Le maître et l'esclave
Thèse
On ne devient pleinement soi-même qu'à travers le regard d'un autre qui nous reconnaît comme une conscience à part entière – seul avec moi-même, je ne suis jamais tout à fait certain d'exister comme sujet. Pour Hegel, cette exigence de reconnaissance engage d'abord un rapport de force : deux consciences s'affrontent, chacune voulant être reconnue sans avoir à reconnaître l'autre en retour, jusqu'à ce que l'une, préférant la vie à l'honneur, se soumette – l'une devient maître, l'autre esclave. Mais ce rapport se retourne : c'est l'esclave qui, par le travail, transforme le monde, acquiert un savoir-faire et une maîtrise que le maître, purement jouisseur, n'acquiert jamais – c'est donc lui qui devient l'agent véritable de l'histoire.

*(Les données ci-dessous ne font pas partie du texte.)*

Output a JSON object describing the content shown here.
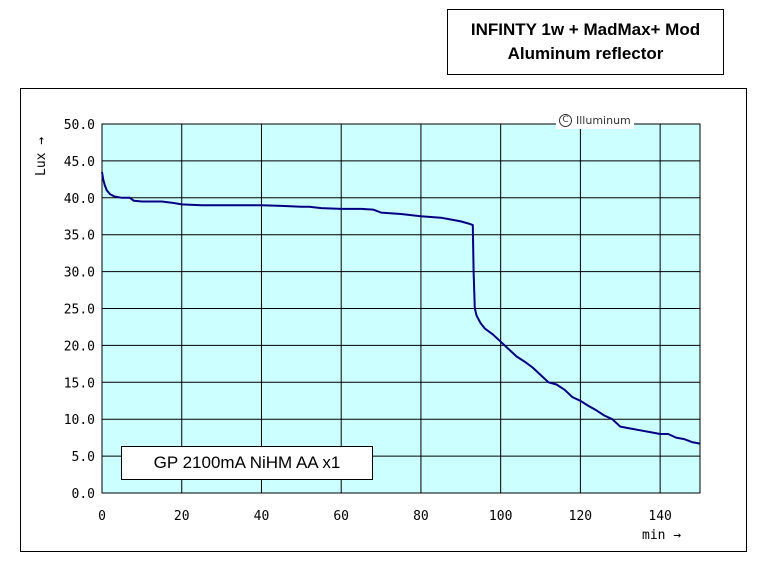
{
  "title_box": {
    "line1": "INFINTY 1w + MadMax+ Mod",
    "line2": "Aluminum reflector"
  },
  "watermark": {
    "icon": "copyright-icon",
    "text": "Illuminum"
  },
  "legend_label": "GP 2100mA NiHM AA x1",
  "chart_data": {
    "type": "line",
    "title": "INFINTY 1w + MadMax+ Mod / Aluminum reflector",
    "xlabel": "min →",
    "ylabel": "Lux →",
    "xlim": [
      0,
      150
    ],
    "ylim": [
      0,
      50
    ],
    "x_ticks": [
      "0",
      "20",
      "40",
      "60",
      "80",
      "100",
      "120",
      "140"
    ],
    "y_ticks": [
      "0.0",
      "5.0",
      "10.0",
      "15.0",
      "20.0",
      "25.0",
      "30.0",
      "35.0",
      "40.0",
      "45.0",
      "50.0"
    ],
    "grid": true,
    "plot_background": "#ccffff",
    "series": [
      {
        "name": "GP 2100mA NiHM AA x1",
        "color": "#000080",
        "x": [
          0,
          0.3,
          0.7,
          1.2,
          2,
          3,
          5,
          7,
          8,
          10,
          15,
          18,
          20,
          25,
          30,
          35,
          40,
          45,
          50,
          52,
          55,
          60,
          65,
          68,
          70,
          75,
          80,
          85,
          88,
          90,
          92,
          93,
          93.2,
          93.5,
          94,
          95,
          96,
          98,
          100,
          102,
          104,
          106,
          108,
          110,
          112,
          114,
          116,
          118,
          120,
          122,
          124,
          126,
          128,
          130,
          132,
          135,
          138,
          140,
          142,
          144,
          146,
          148,
          150
        ],
        "y": [
          43.5,
          42.5,
          41.7,
          41.0,
          40.5,
          40.2,
          40.0,
          40.0,
          39.6,
          39.5,
          39.5,
          39.3,
          39.1,
          39.0,
          39.0,
          39.0,
          39.0,
          38.9,
          38.8,
          38.8,
          38.6,
          38.5,
          38.5,
          38.4,
          38.0,
          37.8,
          37.5,
          37.3,
          37.0,
          36.8,
          36.5,
          36.3,
          30.0,
          25.0,
          24.0,
          23.0,
          22.3,
          21.5,
          20.5,
          19.5,
          18.5,
          17.8,
          17.0,
          16.0,
          15.0,
          14.7,
          14.0,
          13.0,
          12.5,
          11.8,
          11.2,
          10.5,
          10.0,
          9.0,
          8.8,
          8.5,
          8.2,
          8.0,
          8.0,
          7.5,
          7.3,
          6.9,
          6.7
        ]
      }
    ]
  }
}
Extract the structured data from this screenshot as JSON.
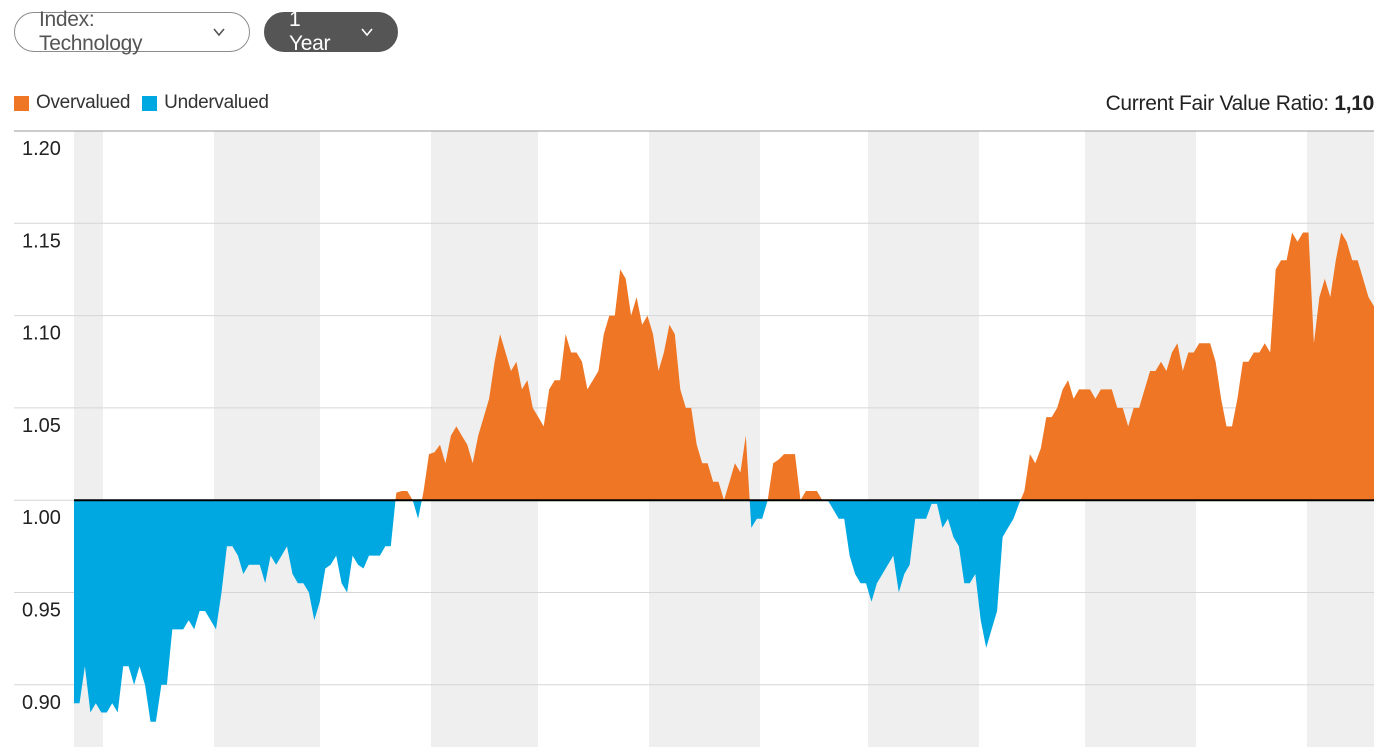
{
  "filters": {
    "index_label": "Index: Technology",
    "period_label": "1 Year"
  },
  "legend": {
    "overvalued": "Overvalued",
    "undervalued": "Undervalued"
  },
  "ratio": {
    "label": "Current Fair Value Ratio:",
    "value": "1,10"
  },
  "colors": {
    "overvalued": "#ee7624",
    "undervalued": "#00a8e1",
    "band": "#efefef",
    "grid": "#d6d6d6",
    "baseline": "#000000"
  },
  "icons": {
    "dropdown": "chevron-down-icon"
  },
  "chart_data": {
    "type": "area",
    "title": "",
    "xlabel": "",
    "ylabel": "",
    "ylim": [
      0.875,
      1.2
    ],
    "baseline": 1.0,
    "grid": true,
    "y_ticks": [
      "1.20",
      "1.15",
      "1.10",
      "1.05",
      "1.00",
      "0.95",
      "0.90"
    ],
    "series": [
      {
        "name": "Fair Value Ratio",
        "values": [
          0.89,
          0.89,
          0.91,
          0.885,
          0.89,
          0.885,
          0.885,
          0.89,
          0.885,
          0.91,
          0.91,
          0.9,
          0.91,
          0.9,
          0.88,
          0.88,
          0.9,
          0.9,
          0.93,
          0.93,
          0.93,
          0.935,
          0.93,
          0.94,
          0.94,
          0.935,
          0.93,
          0.95,
          0.975,
          0.975,
          0.97,
          0.96,
          0.965,
          0.965,
          0.965,
          0.955,
          0.97,
          0.965,
          0.97,
          0.975,
          0.96,
          0.955,
          0.955,
          0.95,
          0.935,
          0.945,
          0.963,
          0.965,
          0.97,
          0.955,
          0.95,
          0.97,
          0.965,
          0.963,
          0.97,
          0.97,
          0.97,
          0.975,
          0.975,
          1.004,
          1.005,
          1.005,
          1.0,
          0.99,
          1.005,
          1.025,
          1.026,
          1.03,
          1.02,
          1.035,
          1.04,
          1.035,
          1.03,
          1.02,
          1.035,
          1.045,
          1.055,
          1.075,
          1.09,
          1.08,
          1.07,
          1.075,
          1.06,
          1.065,
          1.05,
          1.045,
          1.04,
          1.06,
          1.065,
          1.065,
          1.09,
          1.08,
          1.08,
          1.075,
          1.06,
          1.065,
          1.07,
          1.09,
          1.1,
          1.1,
          1.125,
          1.12,
          1.1,
          1.11,
          1.095,
          1.1,
          1.09,
          1.07,
          1.08,
          1.095,
          1.09,
          1.06,
          1.05,
          1.05,
          1.03,
          1.02,
          1.02,
          1.01,
          1.01,
          1.0,
          1.01,
          1.02,
          1.015,
          1.035,
          0.985,
          0.99,
          0.99,
          1.0,
          1.02,
          1.022,
          1.025,
          1.025,
          1.025,
          1.0,
          1.005,
          1.005,
          1.005,
          1.0,
          1.0,
          0.995,
          0.99,
          0.99,
          0.97,
          0.96,
          0.955,
          0.955,
          0.945,
          0.955,
          0.96,
          0.965,
          0.97,
          0.95,
          0.96,
          0.965,
          0.99,
          0.99,
          0.99,
          0.998,
          0.998,
          0.985,
          0.99,
          0.98,
          0.975,
          0.955,
          0.955,
          0.96,
          0.935,
          0.92,
          0.93,
          0.94,
          0.98,
          0.985,
          0.99,
          0.998,
          1.005,
          1.025,
          1.02,
          1.028,
          1.045,
          1.045,
          1.05,
          1.06,
          1.065,
          1.055,
          1.06,
          1.06,
          1.06,
          1.055,
          1.06,
          1.06,
          1.06,
          1.05,
          1.05,
          1.04,
          1.05,
          1.05,
          1.06,
          1.07,
          1.07,
          1.075,
          1.07,
          1.08,
          1.085,
          1.07,
          1.08,
          1.08,
          1.085,
          1.085,
          1.085,
          1.075,
          1.055,
          1.04,
          1.04,
          1.055,
          1.075,
          1.075,
          1.08,
          1.08,
          1.085,
          1.08,
          1.125,
          1.13,
          1.13,
          1.145,
          1.14,
          1.145,
          1.145,
          1.085,
          1.11,
          1.12,
          1.11,
          1.13,
          1.145,
          1.14,
          1.13,
          1.13,
          1.12,
          1.11,
          1.105
        ]
      }
    ]
  }
}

« La conscience de soi ne parvient à la satisfaction que dans une autre conscience de soi. » – Phénoménologie de l'Esprit, 1807
Exemples
- Le maître (apparemment libre) : il domine, est servi – mais n'est reconnu que par un esclave, une conscience qu'il nie. Sa reconnaissance est vide.

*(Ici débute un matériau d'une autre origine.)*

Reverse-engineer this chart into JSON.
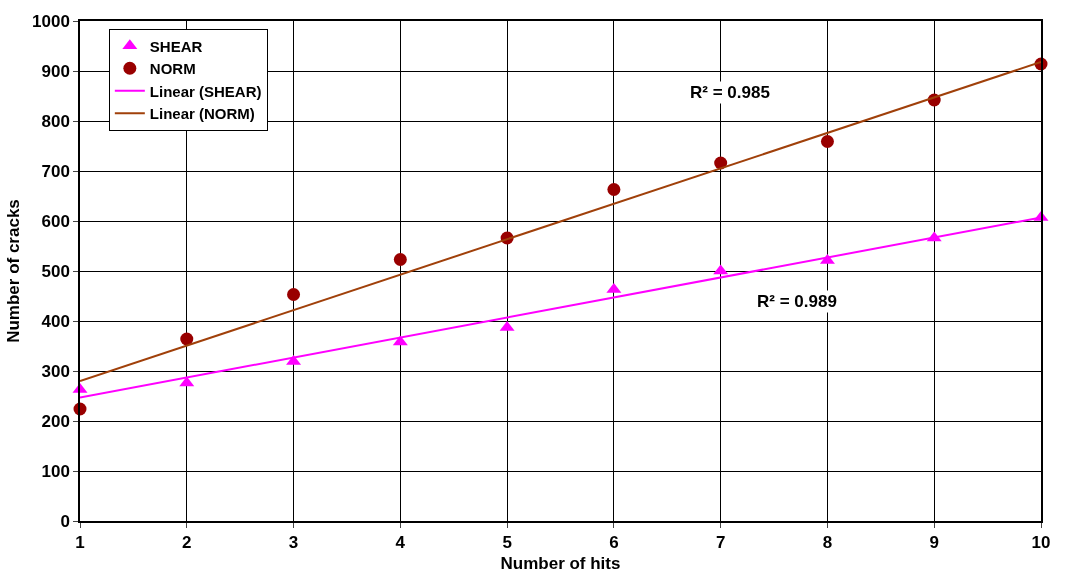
{
  "chart_data": {
    "type": "scatter",
    "xlabel": "Number of hits",
    "ylabel": "Number of cracks",
    "xlim": [
      1,
      10
    ],
    "xticks": [
      1,
      2,
      3,
      4,
      5,
      6,
      7,
      8,
      9,
      10
    ],
    "ylim": [
      0,
      1000
    ],
    "yticks": [
      0,
      100,
      200,
      300,
      400,
      500,
      600,
      700,
      800,
      900,
      1000
    ],
    "grid": true,
    "legend": "top left",
    "series": [
      {
        "name": "SHEAR",
        "marker": "triangle",
        "color": "#ff00ff",
        "x": [
          1,
          2,
          3,
          4,
          5,
          6,
          7,
          8,
          9,
          10
        ],
        "values": [
          263,
          276,
          319,
          358,
          387,
          463,
          500,
          521,
          566,
          607
        ]
      },
      {
        "name": "NORM",
        "marker": "circle",
        "color": "#990000",
        "x": [
          1,
          2,
          3,
          4,
          5,
          6,
          7,
          8,
          9,
          10
        ],
        "values": [
          224,
          364,
          453,
          523,
          566,
          663,
          716,
          759,
          842,
          914
        ]
      },
      {
        "name": "Linear (SHEAR)",
        "type": "line",
        "marker": "none",
        "color": "#ff00ff",
        "x": [
          1,
          10
        ],
        "values": [
          247,
          607
        ]
      },
      {
        "name": "Linear (NORM)",
        "type": "line",
        "marker": "none",
        "color": "#a0400a",
        "x": [
          1,
          10
        ],
        "values": [
          280,
          918
        ]
      }
    ],
    "annotations": [
      "R² = 0.985",
      "R² = 0.989"
    ]
  }
}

- L'esclave (apparemment vaincu) : en travaillant, il transforme le monde, développe sa conscience – et devient progressivement libre.
Notes
Marx verra dans cette dialectique le fondement de la lutte des classes. Sartre y puisera sa réflexion sur le regard d'autrui.
Débat
Sartre : reprend et radicalise cette dialectique – le regard d'autrui me pétrifie en objet, « l'enfer, c'est les autres ». Mais chez Sartre, à la différence de Hegel, aucune synthèse ni réconciliation finale n'est possible entre les consciences. Kojève : c'est le désir de reconnaissance, et non la raison abstraite, qui est le véritable moteur de toute l'histoire humaine – relecture qui influencera durablement la philosophie française du XXe siècle.